Influencing demographic characteristics, comorbidities disease, and radiologic finding on mortality due to Covid-19 in Iran.

Introduction: Recognition of death risk factors is urgently needed, not only to identify the defining clinical and epidemiological characteristics with greater precision but also to facilitate the appropriate supportive care and prompt access to the intensive care unit (ICU) if necessary. This study aimed to investigate the influencing demographic characteristics, comorbidities disease, and radiologic finding on COVID-19 death. Method: Descriptive cross-sectional study included adult patients with COVID-19 from Imam Hossein. Demographic characteristics, comorbidities disease, chest CT scan findings, and outcome (death/survive) data were extracted from information health system (HIS), by using a data collection check list. To explore the influencing factors on mortality, logistic regression method was used. Result: Result demonstrated that most patients who died because of Covid-19 were men (63.4%), more than 60 years (86.4%), married (95.8%), and self-employed (37.1%) with a mean age of 72.1 ± 15.46 years ranging from 22 to 93 years.

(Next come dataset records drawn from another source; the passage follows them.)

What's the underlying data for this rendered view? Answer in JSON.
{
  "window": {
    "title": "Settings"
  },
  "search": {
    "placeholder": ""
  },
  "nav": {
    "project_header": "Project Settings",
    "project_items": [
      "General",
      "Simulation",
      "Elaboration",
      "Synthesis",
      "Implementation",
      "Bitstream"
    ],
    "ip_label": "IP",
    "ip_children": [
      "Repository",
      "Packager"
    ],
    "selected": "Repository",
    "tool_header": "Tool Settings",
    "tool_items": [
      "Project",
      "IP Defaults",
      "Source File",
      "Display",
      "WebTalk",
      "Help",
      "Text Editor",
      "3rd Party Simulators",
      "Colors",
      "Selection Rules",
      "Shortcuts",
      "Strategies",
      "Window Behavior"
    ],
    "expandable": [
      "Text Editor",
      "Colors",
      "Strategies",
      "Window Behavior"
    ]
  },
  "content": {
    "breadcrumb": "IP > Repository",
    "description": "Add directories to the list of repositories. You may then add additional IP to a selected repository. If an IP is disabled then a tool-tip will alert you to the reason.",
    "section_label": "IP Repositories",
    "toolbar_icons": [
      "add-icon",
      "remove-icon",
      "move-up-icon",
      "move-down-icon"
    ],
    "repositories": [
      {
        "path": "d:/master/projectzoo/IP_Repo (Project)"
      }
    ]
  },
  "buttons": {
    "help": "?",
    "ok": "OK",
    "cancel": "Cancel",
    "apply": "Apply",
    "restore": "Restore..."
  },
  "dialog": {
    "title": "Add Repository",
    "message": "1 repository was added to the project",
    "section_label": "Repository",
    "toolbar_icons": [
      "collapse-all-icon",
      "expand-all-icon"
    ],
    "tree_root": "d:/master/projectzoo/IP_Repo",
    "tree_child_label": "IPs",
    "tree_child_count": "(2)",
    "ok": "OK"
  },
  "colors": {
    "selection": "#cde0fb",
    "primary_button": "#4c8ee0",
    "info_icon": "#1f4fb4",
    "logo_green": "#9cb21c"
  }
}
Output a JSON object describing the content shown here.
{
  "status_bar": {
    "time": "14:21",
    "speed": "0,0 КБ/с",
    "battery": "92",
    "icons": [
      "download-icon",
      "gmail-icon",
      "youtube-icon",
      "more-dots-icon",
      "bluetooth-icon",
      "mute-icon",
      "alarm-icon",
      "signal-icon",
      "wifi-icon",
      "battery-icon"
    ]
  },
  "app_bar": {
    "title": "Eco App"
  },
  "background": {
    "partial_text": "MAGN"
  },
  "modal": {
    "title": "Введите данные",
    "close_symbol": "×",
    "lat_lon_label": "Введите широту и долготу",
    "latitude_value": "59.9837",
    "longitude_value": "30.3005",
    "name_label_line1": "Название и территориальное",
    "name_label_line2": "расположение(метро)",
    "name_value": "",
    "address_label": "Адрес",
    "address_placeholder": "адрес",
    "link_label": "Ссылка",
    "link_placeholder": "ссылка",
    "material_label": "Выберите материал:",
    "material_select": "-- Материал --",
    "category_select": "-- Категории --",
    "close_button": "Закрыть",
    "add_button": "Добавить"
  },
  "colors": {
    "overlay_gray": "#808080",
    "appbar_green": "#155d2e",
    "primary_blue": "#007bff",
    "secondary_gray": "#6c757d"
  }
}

Having comorbidities disease such as cancer, cardiac disease, diabetes, age, and pathologic chest CT findings was associated with death. In contrast, gender, marital, job, cerebral vascular disease, and HTN were not correlated. Conclusion: Identification of demographic characteristics, comorbidities disease, and radiographic finding correlated with death of COVID-19 can help clinicians in order to with rapid diagnose and triages of high-risk patients to have a better plan for the care of these patients.